We can note several strengths of the current study. First, instruments with sound validity and reliability were used in the research to collect data. Second, all players belonged to the same training group, all athletes had the same coach, and they trained the same number of hours a week. They were also presented with the same cognitive content and training experiences. Therefore, we were able to control the training effect variable. Third, researchers used a quasi-experimental design, which allowed them to control homogeneity of both groups in the study variables, prior to the application of the decision training program. Thus, we can report that the results obtained in the current study are not due to the initial differences, and therefore we can conclude that any significant differences obtained in the current study can be attributed to the decision training program. Fourth, unlike other studies, in which the intervention program was applied to a certain game action, this research analyzed the effect of the decision training program on the different possibilities of both the pass and the shot.

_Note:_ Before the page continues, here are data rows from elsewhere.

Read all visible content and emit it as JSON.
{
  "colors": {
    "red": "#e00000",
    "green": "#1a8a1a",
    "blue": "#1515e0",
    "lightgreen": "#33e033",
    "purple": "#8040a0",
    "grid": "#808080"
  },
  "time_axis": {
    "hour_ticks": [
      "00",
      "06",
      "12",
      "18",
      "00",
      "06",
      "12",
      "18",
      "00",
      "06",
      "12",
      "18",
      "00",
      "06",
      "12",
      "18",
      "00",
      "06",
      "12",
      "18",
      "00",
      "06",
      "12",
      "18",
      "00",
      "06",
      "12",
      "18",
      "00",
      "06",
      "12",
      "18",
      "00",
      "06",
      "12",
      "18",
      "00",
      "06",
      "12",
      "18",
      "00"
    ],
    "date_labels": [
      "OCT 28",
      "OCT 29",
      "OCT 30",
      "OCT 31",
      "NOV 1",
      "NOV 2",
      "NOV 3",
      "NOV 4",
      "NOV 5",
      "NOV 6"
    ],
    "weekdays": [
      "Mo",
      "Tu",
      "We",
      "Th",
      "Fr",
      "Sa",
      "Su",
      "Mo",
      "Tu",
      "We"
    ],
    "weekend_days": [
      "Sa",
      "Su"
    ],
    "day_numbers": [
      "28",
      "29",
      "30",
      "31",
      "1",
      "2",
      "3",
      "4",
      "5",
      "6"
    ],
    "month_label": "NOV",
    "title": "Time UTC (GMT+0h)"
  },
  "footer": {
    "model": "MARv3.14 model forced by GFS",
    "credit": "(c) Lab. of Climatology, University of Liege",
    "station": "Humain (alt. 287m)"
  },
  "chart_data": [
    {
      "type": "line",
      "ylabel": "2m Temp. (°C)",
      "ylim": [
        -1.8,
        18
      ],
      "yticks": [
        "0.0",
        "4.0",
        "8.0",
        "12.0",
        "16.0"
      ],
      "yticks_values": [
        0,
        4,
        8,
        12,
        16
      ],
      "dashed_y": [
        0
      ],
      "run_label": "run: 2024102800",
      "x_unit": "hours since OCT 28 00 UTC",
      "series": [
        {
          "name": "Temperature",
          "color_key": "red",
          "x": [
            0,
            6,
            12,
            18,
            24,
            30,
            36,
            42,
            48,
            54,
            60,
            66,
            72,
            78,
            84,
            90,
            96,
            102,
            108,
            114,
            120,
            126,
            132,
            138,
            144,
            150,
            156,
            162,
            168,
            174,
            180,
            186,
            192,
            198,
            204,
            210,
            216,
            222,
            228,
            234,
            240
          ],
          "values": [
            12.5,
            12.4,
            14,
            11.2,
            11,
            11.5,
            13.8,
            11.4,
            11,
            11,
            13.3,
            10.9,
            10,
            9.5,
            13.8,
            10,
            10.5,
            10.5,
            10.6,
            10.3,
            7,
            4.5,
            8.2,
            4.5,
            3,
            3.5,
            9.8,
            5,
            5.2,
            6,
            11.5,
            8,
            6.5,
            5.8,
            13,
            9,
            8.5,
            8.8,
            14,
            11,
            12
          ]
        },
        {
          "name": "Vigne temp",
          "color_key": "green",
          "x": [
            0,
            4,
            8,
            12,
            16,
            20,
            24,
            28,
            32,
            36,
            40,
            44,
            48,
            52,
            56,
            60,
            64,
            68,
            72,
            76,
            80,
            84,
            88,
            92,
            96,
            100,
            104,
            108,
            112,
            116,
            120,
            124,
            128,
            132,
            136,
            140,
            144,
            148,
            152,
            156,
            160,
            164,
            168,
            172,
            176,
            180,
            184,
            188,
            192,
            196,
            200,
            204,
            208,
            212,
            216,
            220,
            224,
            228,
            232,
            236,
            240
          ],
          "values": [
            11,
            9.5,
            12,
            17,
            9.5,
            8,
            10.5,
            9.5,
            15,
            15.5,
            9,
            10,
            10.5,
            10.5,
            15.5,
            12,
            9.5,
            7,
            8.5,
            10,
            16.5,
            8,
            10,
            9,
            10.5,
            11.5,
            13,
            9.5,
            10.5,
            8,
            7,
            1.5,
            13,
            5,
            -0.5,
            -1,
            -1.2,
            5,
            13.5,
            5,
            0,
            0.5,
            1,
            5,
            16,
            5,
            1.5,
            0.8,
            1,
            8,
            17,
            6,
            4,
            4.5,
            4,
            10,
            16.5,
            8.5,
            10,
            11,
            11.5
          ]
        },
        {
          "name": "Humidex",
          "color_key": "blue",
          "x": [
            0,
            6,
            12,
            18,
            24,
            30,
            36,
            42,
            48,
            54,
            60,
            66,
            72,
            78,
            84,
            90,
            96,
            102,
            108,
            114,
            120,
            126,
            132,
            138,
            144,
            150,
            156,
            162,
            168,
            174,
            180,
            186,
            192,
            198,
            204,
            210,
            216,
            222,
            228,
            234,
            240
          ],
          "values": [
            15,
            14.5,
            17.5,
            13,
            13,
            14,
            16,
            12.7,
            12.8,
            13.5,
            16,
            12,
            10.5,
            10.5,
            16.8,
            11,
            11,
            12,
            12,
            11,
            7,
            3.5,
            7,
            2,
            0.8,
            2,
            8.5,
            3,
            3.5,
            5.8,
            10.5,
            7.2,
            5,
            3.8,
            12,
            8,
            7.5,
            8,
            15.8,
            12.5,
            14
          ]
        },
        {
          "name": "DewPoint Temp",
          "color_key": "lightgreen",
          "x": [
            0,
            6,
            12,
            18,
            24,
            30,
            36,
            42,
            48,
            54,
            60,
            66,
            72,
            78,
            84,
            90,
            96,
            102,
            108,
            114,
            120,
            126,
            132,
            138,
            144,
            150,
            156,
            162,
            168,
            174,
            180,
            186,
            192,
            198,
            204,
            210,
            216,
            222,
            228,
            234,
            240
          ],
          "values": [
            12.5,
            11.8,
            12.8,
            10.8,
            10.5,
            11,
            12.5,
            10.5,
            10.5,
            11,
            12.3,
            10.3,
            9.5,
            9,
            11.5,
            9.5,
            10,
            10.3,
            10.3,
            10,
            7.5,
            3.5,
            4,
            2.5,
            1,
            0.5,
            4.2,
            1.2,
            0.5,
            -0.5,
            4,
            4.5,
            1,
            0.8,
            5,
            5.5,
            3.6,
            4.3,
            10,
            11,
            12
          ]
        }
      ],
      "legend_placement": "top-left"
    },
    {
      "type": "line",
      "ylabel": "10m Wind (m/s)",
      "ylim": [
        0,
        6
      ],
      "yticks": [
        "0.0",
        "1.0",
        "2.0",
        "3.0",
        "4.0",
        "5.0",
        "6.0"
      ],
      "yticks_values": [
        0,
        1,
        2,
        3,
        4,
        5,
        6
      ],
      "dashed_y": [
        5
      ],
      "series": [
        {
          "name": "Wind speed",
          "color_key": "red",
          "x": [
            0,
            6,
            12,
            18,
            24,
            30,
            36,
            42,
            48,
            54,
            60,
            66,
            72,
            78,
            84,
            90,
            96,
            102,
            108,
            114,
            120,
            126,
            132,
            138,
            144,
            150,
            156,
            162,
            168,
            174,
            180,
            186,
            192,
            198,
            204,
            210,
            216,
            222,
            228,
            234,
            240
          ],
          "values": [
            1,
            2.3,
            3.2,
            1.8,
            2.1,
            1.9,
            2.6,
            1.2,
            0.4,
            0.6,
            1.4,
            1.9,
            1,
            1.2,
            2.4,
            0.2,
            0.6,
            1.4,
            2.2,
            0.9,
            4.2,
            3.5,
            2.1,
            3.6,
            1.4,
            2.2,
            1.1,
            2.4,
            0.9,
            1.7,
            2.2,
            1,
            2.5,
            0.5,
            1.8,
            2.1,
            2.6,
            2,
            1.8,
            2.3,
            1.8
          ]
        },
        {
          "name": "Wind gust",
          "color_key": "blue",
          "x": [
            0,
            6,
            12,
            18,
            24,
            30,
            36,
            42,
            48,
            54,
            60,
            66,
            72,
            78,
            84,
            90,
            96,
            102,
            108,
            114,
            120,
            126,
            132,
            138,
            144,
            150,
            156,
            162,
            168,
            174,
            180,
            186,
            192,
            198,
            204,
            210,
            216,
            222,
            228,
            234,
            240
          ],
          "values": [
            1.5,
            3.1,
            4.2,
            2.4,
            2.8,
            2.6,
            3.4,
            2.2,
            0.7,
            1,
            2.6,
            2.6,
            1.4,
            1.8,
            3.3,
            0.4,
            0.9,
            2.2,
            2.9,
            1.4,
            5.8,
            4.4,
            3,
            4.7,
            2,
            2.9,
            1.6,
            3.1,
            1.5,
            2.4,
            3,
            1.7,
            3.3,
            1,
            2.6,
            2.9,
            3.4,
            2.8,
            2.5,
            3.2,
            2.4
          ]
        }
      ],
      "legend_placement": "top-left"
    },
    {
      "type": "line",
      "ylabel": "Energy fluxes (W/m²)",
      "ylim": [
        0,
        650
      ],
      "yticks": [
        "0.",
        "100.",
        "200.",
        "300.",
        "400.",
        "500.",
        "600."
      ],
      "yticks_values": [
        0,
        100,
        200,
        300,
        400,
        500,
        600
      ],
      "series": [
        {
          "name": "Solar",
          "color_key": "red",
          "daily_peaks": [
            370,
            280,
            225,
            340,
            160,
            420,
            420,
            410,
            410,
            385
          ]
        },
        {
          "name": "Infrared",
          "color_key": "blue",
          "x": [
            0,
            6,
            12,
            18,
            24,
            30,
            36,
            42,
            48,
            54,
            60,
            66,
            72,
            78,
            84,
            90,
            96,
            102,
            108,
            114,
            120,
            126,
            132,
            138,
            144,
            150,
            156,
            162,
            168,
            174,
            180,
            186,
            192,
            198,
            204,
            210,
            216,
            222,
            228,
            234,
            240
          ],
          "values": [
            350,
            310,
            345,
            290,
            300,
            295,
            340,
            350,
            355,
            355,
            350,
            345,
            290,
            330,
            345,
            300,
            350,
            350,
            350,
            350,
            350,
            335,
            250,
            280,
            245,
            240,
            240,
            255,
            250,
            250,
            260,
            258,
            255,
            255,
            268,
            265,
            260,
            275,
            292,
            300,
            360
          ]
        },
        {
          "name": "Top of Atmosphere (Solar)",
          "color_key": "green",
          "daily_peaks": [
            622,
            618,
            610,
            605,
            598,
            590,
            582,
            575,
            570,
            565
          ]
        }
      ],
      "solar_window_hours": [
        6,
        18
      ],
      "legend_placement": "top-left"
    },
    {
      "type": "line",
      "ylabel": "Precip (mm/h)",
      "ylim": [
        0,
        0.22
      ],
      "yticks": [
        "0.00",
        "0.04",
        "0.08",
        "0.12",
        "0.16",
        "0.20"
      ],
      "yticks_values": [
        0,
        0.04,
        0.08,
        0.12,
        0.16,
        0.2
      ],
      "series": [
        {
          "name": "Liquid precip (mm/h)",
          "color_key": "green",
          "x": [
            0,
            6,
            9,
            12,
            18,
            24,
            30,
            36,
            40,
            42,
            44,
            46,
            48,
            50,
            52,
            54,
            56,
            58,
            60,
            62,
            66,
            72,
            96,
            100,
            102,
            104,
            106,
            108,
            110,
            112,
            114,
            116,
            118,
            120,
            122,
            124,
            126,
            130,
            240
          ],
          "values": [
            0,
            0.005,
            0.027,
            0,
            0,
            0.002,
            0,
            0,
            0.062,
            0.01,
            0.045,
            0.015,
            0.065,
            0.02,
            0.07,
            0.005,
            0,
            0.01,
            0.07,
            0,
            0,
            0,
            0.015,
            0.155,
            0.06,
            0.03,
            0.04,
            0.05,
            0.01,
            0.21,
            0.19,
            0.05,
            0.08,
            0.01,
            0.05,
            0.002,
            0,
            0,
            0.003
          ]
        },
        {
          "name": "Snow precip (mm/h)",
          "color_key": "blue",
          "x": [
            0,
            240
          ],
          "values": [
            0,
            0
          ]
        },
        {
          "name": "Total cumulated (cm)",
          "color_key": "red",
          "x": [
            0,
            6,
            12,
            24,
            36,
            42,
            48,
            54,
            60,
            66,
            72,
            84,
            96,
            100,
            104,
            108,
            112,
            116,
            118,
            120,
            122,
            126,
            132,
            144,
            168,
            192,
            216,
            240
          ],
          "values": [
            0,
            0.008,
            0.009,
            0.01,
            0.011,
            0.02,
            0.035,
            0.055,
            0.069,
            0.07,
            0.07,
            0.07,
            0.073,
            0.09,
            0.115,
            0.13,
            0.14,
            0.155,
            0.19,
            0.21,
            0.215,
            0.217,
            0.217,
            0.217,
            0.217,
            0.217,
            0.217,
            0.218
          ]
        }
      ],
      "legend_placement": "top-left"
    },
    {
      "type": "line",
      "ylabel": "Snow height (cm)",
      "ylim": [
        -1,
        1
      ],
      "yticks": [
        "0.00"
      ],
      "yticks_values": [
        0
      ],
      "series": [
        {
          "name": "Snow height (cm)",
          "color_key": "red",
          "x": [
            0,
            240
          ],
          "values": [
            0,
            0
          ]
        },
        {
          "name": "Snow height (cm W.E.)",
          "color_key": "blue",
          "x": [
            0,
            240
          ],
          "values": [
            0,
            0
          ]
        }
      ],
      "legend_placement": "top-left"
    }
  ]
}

Despite the aforementioned strengths, several limitations and future research directions should be considered. First, the use of a small sample and only one team limit the capacity to extrapolate the results. Therefore, future research can extend the current sample increasing the number of participants from different teams that have the same training conditions, thus providing greater power to detect significant differences. Second, in this study, procedural knowledge variable was measured by a previously validated questionnaire, which is characterized by a more dispositional measurement. Consequently, it would be valuable to replicate this research with verbal protocols, also used in other research (McPherson & Kernodle, 2007), which allows access to more situational and contextual aspects of the game actions.

Conclusions

Among the findings from the current study, we would like to highlight the effect produced by the decision training program on sport expertise, and the need to use cognitive tools, such as video-feedback and questioning, in a training context, due to their importance during the athletes’ training process, and the strong relationship between cognitive and performance variables in sport. In this regard, it is very important to carry out good planning when these types of tools are included in training contexts, to generate a pathway in the player training process, where they can acquire not only technical development, but also cognitive and tactical development in the sport. In this sense, more intervention studies are necessary, since, although they involve greater research effort, they provide a great opportunity to afford scientific evidence to the training process.